3. Receptors. Oxytocin uses a GPCR; PL & GH (the pseudo tropic hormones) use tyrosine kinase receptors (TK receptors or RTKs).
Question to think about: what does the circuit look like here? What's the IC? The effector? Etc.
Try problems 7-15 & 7-19.
B. Stress response
1. Phase one -- Nerve (Sympathetic) activity stimulates target organs (that are not glands) → Direct response of heart, liver, lungs, etc.
2. Phase two -- Nerve (Sympathetic activity) → activation of glands
a. Stimulate pancreas → glucagon release stimulated; insulin release inhibited → secretion of glucagon → additional stimulation of some of same target organs
b.

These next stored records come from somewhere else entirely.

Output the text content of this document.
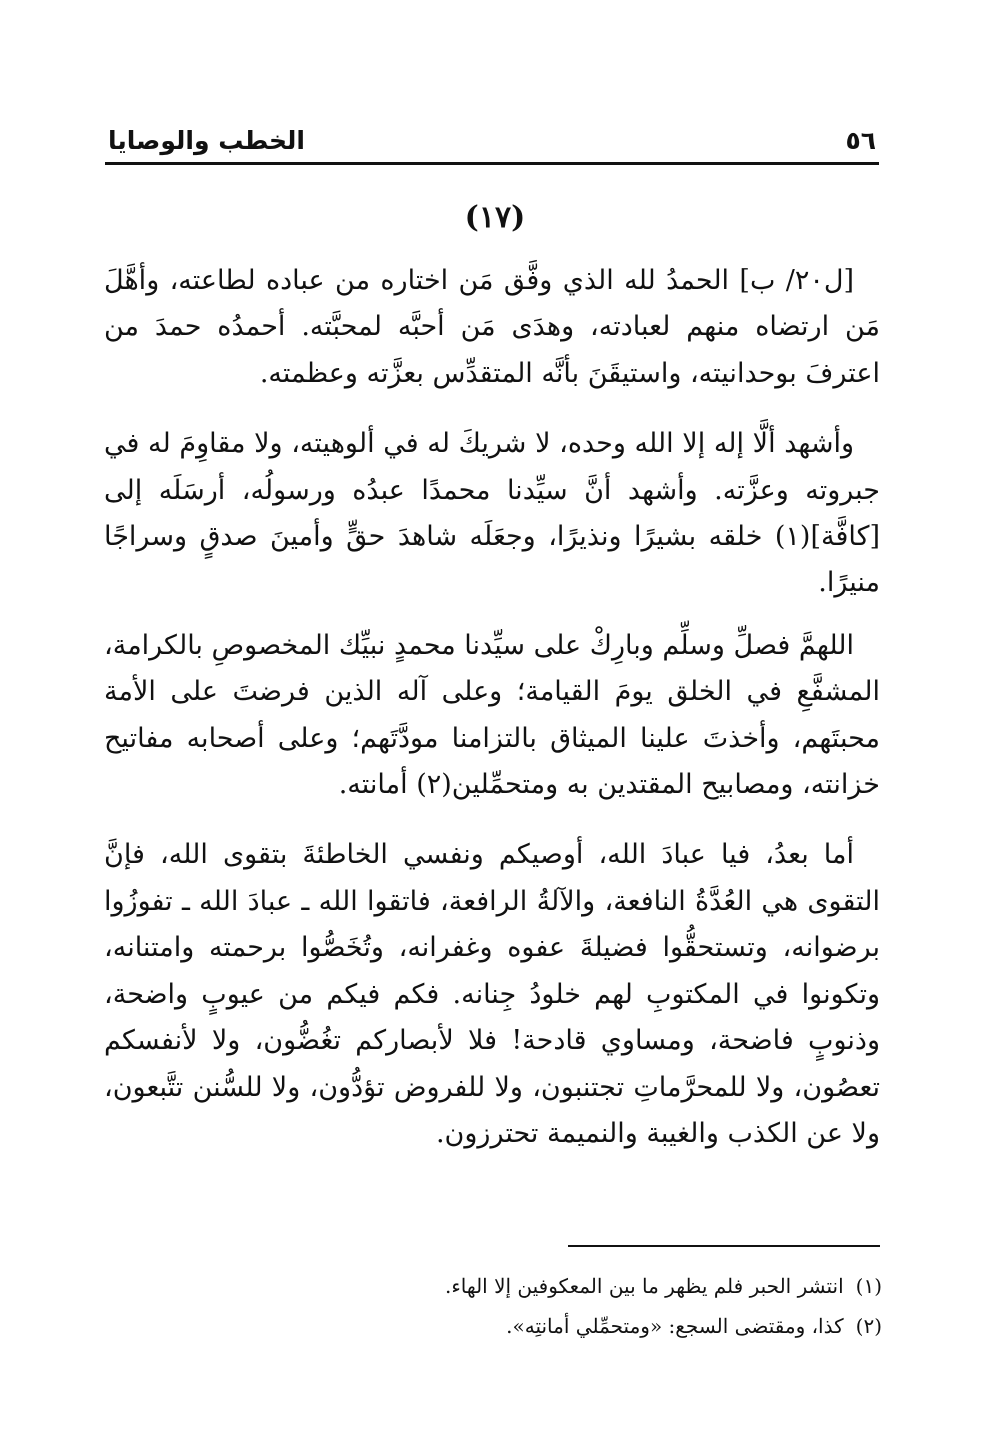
٥٦
الخطب والوصايا
(١٧)

[ل٢٠/ ب] الحمدُ لله الذي وفَّق مَن اختاره من عباده لطاعته، وأهَّلَ مَن ارتضاه منهم لعبادته، وهدَى مَن أحبَّه لمحبَّته. أحمدُه حمدَ من اعترفَ بوحدانيته، واستيقَنَ بأنَّه المتقدِّس بعزَّته وعظمته.

وأشهد ألَّا إله إلا الله وحده، لا شريكَ له في ألوهيته، ولا مقاوِمَ له في جبروته وعزَّته. وأشهد أنَّ سيِّدنا محمدًا عبدُه ورسولُه، أرسَلَه إلى [كافَّة](١) خلقه بشيرًا ونذيرًا، وجعَلَه شاهدَ حقٍّ وأمينَ صدقٍ وسراجًا منيرًا.

اللهمَّ فصلِّ وسلِّم وبارِكْ على سيِّدنا محمدٍ نبيِّك المخصوصِ بالكرامة، المشفَّعِ في الخلق يومَ القيامة؛ وعلى آله الذين فرضتَ على الأمة محبتَهم، وأخذتَ علينا الميثاق بالتزامنا مودَّتَهم؛ وعلى أصحابه مفاتيح خزانته، ومصابيح المقتدين به ومتحمِّلين(٢) أمانته.

أما بعدُ، فيا عبادَ الله، أوصيكم ونفسي الخاطئةَ بتقوى الله، فإنَّ التقوى هي العُدَّةُ النافعة، والآلةُ الرافعة، فاتقوا الله ـ عبادَ الله ـ تفوزُوا برضوانه، وتستحقُّوا فضيلةَ عفوه وغفرانه، وتُخَصُّوا برحمته وامتنانه، وتكونوا في المكتوبِ لهم خلودُ جِنانه. فكم فيكم من عيوبٍ واضحة، وذنوبٍ فاضحة، ومساوي قادحة! فلا لأبصاركم تغُضُّون، ولا لأنفسكم تعصُون، ولا للمحرَّماتِ تجتنبون، ولا للفروض تؤدُّون، ولا للسُّنن تتَّبعون، ولا عن الكذب والغيبة والنميمة تحترزون.

(١)
انتشر الحبر فلم يظهر ما بين المعكوفين إلا الهاء.
(٢)
كذا، ومقتضى السجع: «ومتحمِّلي أمانتِه».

Stimulate adrenal medulla → release of epinephrine → stimulation of same targets as sympathetic nerve activity & some additional targets -- hormones can reach where nerves can't go.
3. Phase three -- stimulate HT/AP axis to produce cortisol
HT in brain → releases CRH → AP → releases ACTH → adrenal cortex → produces cortisol → target organs → stimulation of breakdown of fats & protein for energy (sparing glucose for brain); inhibition of immune system.
Note that each additional phase is slower but involves additional degrees of amplification due to second messengers, transcription, etc.